Karen Elson
“The Ghost Who Walks“
Wieder einmal übt sich ein erfolgreiches Model im Singen. Seit der Hochzeit mit dem White-Stripes-Frontmann Jack White 2005 wagt sich Karen Elson offiziell auf jobfremdes Terrain. Schon zwei Monate nach der Trauung veröffentlicht R.E.M.s Michael Stipe ein Stück von ihr. Im Jahr darauf covert sie zusammen mit Cat Power „Je t’aime… moi non plus“ von Serge Gainsbourg. Aber am Ende geht es über „hübsche Frau trällert ganz nett Liedchen“ leider nicht hinaus. Outfit und Make-up im glamourösen Gothic-Style sind dennoch entzückend anzuschauen. Ganz abgesehen davon, dass Ehemann Jack White auf dem Debüt trommelt und die halbe Besetzung von The Dead Weather als Begleitband mit von der Partie ist.
Artig versucht Frau Elson Außergewöhnliches zu präsentieren. Mal orgelt es durch die Songs, mal steht die singende Säge im Vordergrund, mal mischen Akkordeon, Geige und Klarinette mit. Zu all dem gesellen sich Kabarett-Einflüsse, als wollte sie Amanda Palmer Konkurrenz machen. Soweit geht das in Ordnung. Immerhin ist Karen seit 2006 Mitglied einer Kabarett-Truppe. Aber dann übertreibt sie. Elson hat bis auf das Rachelle-Garniez-Cover „Lunasa“ alle Songs selbst geschrieben und muss nun auch noch beweisen, wie umfangreich ihre musikalischen Kenntnisse sind. Die Melodie von „Stolen Roses“ ist bei Marianne Faithfull („Scarborough Fair“) geklaut. Die Intonation in „Garden“ orientiert sich an klassischen Frauenstimmen des 90er-Jahre-Rocks. „Cruel Summer“ gleicht einer Country-Nummer, die so auf eine Kirmes im Mittleren Westen Amerikas passt. Sollte das eine misslungene Anspielung auf Dolly Parton sein? Elson imitiert ausdrucksstarke Damen. Das spricht für ihren Musikgeschmack. Aber ihrer Stimme fehlt Präsenz, Ausdruck und das besondere Etwas.
Theoretisch könnte das Konzept trotzdem aufgehen. Doch sowohl das Styling als auch der musikalische Grundtenor des Albums kommen wie ein Relikt aus den frühen 2000ern herüber.
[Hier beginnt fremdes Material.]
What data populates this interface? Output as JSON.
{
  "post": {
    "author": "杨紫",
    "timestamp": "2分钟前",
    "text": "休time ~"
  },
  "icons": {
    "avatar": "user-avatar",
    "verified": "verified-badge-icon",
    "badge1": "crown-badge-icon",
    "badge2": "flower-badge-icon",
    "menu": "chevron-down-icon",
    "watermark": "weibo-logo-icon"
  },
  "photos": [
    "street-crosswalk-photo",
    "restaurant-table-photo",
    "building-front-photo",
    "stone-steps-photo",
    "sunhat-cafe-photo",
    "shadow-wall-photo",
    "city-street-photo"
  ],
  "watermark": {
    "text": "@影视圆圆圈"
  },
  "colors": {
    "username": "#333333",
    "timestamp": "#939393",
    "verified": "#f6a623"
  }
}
Zudem ist „The Ghost Who Walks“ viel zu amerikanisch für den europäischen Markt. Kaum zu glauben, dass Karen Elson Engländerin ist.
Mehr als nett ist dieser Longplayer nicht und verliert sich vor allem stimmlich in Belanglosigkeit. Es reicht, die Single-Auskopplung „The Ghost Who Walks“ zu kaufen, die uns noch mehr als einmal aus dem Radio entgegenschallen wird.